Reflexionen über einige Gemälde von Eva Paulin


„Ich male, um zu sehen und zu verstehen.“ So beschreibt Eva Paulin sehr knapp ihre Arbeitsweise. Auf den ersten Blick scheint das völlig logisch, und doch steckt etwas Merkwürdiges darin. Logischerweise würde man erwarten, dass sie sagt: Ich schaue, um zu verstehen, und was ich verstanden habe, male ich. Schauen, um zu begreifen – und erst dann malen. Das wäre die logische Reihenfolge. Aber das sagt sie nicht. Es beginnt mit dem Malen. Vor dem Malen sieht die Malerin nicht. Der Akt des Malens geschieht in erster Linie, um zu sehen – um der Malerin Augen zu geben oder ihre Augen zu öffnen. Auf jeden Fall, um etwas erscheinen zu lassen. Das Verstehen kommt später. Zuerst kommt das Malen, dann das Sehen, und erst danach das Verstehen – die Sprache, die Verknüpfungen, die Bedeutungen, die Codes, die Kultur …

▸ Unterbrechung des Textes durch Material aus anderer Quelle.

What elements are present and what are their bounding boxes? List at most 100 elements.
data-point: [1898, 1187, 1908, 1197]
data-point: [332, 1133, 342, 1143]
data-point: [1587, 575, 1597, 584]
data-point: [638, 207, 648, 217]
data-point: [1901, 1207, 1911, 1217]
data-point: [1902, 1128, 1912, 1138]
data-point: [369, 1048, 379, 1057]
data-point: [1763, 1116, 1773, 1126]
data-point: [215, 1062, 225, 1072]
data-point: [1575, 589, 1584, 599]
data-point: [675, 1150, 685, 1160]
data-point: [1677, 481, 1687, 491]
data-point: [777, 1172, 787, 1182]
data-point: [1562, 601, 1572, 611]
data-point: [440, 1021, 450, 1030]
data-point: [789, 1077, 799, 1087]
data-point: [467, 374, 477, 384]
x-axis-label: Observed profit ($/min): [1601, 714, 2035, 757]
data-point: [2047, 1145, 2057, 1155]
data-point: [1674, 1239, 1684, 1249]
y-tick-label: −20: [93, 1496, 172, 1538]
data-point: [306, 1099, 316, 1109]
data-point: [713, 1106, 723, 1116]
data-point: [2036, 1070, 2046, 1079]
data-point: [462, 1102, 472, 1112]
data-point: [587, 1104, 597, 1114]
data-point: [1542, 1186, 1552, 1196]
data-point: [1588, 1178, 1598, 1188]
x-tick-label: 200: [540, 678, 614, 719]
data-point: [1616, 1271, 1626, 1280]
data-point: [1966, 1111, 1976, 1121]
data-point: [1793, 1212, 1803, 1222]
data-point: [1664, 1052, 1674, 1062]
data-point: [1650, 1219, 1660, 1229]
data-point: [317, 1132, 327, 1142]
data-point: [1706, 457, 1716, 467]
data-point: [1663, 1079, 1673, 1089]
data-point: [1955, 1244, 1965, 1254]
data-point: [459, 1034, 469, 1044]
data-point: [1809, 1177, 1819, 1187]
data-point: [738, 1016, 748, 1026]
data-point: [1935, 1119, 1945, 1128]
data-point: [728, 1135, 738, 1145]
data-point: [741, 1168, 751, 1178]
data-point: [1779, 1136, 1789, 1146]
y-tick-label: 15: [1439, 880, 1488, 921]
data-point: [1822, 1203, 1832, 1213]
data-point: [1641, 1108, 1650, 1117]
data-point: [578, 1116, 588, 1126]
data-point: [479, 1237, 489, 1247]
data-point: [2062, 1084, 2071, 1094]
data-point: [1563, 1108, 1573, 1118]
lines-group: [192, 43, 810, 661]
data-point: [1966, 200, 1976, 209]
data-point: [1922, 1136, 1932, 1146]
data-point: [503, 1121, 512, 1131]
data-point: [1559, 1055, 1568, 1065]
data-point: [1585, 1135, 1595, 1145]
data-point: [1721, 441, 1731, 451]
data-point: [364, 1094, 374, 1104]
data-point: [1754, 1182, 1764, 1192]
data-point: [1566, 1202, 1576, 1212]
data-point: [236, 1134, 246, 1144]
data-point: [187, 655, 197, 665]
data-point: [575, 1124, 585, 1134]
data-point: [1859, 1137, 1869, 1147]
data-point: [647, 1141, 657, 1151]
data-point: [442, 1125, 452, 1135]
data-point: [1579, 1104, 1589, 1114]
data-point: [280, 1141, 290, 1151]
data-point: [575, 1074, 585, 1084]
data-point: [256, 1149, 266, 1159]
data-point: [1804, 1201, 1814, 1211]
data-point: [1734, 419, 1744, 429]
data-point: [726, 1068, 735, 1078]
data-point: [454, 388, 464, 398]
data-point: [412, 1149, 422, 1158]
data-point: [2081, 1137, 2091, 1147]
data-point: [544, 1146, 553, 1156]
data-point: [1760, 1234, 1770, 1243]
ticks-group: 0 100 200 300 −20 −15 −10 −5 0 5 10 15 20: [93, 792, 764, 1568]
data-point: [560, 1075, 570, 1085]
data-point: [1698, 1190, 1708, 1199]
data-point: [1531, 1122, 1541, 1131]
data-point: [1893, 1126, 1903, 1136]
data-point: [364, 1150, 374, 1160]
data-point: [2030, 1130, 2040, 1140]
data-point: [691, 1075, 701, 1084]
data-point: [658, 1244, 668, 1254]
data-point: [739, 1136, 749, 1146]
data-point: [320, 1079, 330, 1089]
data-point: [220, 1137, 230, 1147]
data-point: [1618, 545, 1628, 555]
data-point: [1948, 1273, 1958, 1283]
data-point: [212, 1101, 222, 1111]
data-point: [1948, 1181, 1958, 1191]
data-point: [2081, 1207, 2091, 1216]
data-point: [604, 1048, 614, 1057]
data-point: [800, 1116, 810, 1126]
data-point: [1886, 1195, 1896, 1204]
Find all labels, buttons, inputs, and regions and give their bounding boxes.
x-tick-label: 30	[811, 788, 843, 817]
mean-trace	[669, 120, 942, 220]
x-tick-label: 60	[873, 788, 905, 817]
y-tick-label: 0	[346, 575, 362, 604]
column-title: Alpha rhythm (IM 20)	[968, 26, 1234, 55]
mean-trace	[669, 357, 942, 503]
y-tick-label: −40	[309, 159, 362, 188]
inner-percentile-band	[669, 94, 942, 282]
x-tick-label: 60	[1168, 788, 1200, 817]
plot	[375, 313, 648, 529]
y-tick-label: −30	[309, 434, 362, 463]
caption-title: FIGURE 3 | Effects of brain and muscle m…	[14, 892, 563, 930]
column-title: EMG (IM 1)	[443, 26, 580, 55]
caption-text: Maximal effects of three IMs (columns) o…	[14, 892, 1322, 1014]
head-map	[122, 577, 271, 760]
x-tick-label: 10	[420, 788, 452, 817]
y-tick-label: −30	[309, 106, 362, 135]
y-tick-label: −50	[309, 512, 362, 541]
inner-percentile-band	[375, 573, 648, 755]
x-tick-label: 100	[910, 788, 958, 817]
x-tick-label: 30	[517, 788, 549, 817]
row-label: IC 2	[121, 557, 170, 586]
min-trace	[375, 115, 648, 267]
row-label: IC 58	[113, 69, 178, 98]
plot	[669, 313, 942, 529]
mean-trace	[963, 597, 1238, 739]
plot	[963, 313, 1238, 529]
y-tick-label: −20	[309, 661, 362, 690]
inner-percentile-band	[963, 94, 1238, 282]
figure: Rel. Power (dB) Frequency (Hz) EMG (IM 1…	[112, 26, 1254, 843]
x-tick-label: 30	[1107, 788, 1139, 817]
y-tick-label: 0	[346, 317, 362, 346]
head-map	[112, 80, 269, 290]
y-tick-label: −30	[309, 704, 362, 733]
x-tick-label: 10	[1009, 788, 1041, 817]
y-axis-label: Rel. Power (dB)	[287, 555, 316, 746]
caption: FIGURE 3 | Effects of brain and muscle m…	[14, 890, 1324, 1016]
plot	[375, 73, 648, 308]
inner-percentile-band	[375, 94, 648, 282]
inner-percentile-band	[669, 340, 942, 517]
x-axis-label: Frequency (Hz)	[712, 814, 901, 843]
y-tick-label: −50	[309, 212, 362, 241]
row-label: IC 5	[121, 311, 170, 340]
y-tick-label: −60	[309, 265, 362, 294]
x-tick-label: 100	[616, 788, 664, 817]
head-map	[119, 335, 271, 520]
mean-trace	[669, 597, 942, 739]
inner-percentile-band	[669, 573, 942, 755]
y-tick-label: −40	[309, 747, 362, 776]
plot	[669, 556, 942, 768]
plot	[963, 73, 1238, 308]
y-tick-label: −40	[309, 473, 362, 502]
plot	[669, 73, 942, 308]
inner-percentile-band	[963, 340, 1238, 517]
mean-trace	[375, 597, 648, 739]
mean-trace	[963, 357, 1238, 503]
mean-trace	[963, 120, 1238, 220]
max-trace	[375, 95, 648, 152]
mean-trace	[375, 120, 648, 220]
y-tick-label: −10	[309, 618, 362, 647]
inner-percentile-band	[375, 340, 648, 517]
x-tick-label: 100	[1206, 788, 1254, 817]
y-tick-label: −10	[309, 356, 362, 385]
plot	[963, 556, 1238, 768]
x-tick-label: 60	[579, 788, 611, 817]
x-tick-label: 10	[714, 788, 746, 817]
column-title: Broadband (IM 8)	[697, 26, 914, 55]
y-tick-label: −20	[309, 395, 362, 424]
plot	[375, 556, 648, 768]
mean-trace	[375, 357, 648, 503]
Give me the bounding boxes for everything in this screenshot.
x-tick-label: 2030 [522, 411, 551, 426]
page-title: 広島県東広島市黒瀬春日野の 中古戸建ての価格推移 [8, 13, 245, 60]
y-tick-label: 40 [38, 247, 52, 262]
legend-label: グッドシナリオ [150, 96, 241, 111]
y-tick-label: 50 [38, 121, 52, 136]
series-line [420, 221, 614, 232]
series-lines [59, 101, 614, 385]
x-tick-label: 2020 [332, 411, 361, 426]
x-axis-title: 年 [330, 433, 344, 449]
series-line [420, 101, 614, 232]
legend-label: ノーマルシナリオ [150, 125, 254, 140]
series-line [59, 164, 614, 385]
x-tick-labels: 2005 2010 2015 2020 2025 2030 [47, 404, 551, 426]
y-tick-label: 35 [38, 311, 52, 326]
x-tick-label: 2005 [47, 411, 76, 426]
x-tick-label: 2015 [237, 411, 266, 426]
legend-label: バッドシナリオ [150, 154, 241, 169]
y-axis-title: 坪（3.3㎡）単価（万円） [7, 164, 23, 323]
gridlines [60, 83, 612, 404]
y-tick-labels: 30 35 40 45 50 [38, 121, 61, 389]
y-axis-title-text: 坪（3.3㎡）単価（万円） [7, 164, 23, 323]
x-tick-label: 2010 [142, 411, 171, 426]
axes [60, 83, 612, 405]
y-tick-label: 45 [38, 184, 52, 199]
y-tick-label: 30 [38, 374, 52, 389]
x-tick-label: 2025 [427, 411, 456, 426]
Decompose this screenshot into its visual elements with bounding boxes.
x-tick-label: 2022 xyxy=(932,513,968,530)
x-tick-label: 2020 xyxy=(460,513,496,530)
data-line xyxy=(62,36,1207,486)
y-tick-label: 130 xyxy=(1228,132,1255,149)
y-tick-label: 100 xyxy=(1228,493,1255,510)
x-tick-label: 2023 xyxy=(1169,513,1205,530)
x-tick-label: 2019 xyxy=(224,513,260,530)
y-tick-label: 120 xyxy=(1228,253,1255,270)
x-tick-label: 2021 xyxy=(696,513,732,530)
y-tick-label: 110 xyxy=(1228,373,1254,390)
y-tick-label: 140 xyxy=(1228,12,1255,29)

Das Sehen geht dem Verstehen voraus und wird nie vollständig vom Verstehen ersetzt. Es bleibt immer ein unübersetzbarer Rest. Wörtlich: ein Rest, für den es keine Sprache gibt. Zwischen Sehen und Verstehen besteht eine unauflösbare Spannung. Jeden Abend sehen wir die Sonne untergehen. Wir wissen, dass sie das eigentlich gar nicht tut. Die Sonne geht nicht unter. Die Erde dreht sich um die Sonne, und für einen Teil der Erde wird die Sonne zu einem bestimmten Zeitpunkt unsichtbar, weil sich die Erde von ihr wegbewegt. Das wissen wir. Wir verstehen das. Und doch geht für uns jeden Abend die Sonne unter. Wir sehen es mit unseren eigenen Augen. Die Sonne geht unter – unter den Horizont. Dieser Horizont ist unsere Grenze des Sehens. Er ist die Linie, die die Landschaft unseres Blicks definiert. Was unter sie sinkt, verschwindet, und wir sehen es nicht mehr. Wir orientieren uns an diesem Horizont. Mit unseren Augen bestimmen wir unseren Platz in der Welt – lange bevor wir ihn verstehen und in Worte fassen können. In diesem Beispiel bleiben die Worte mit dem Sehen verbunden. Wir sagen noch immer, obwohl wir es besser wissen, dass die Sonne untergeht und am nächsten Morgen wieder aufgeht. Weil wir es so sehen.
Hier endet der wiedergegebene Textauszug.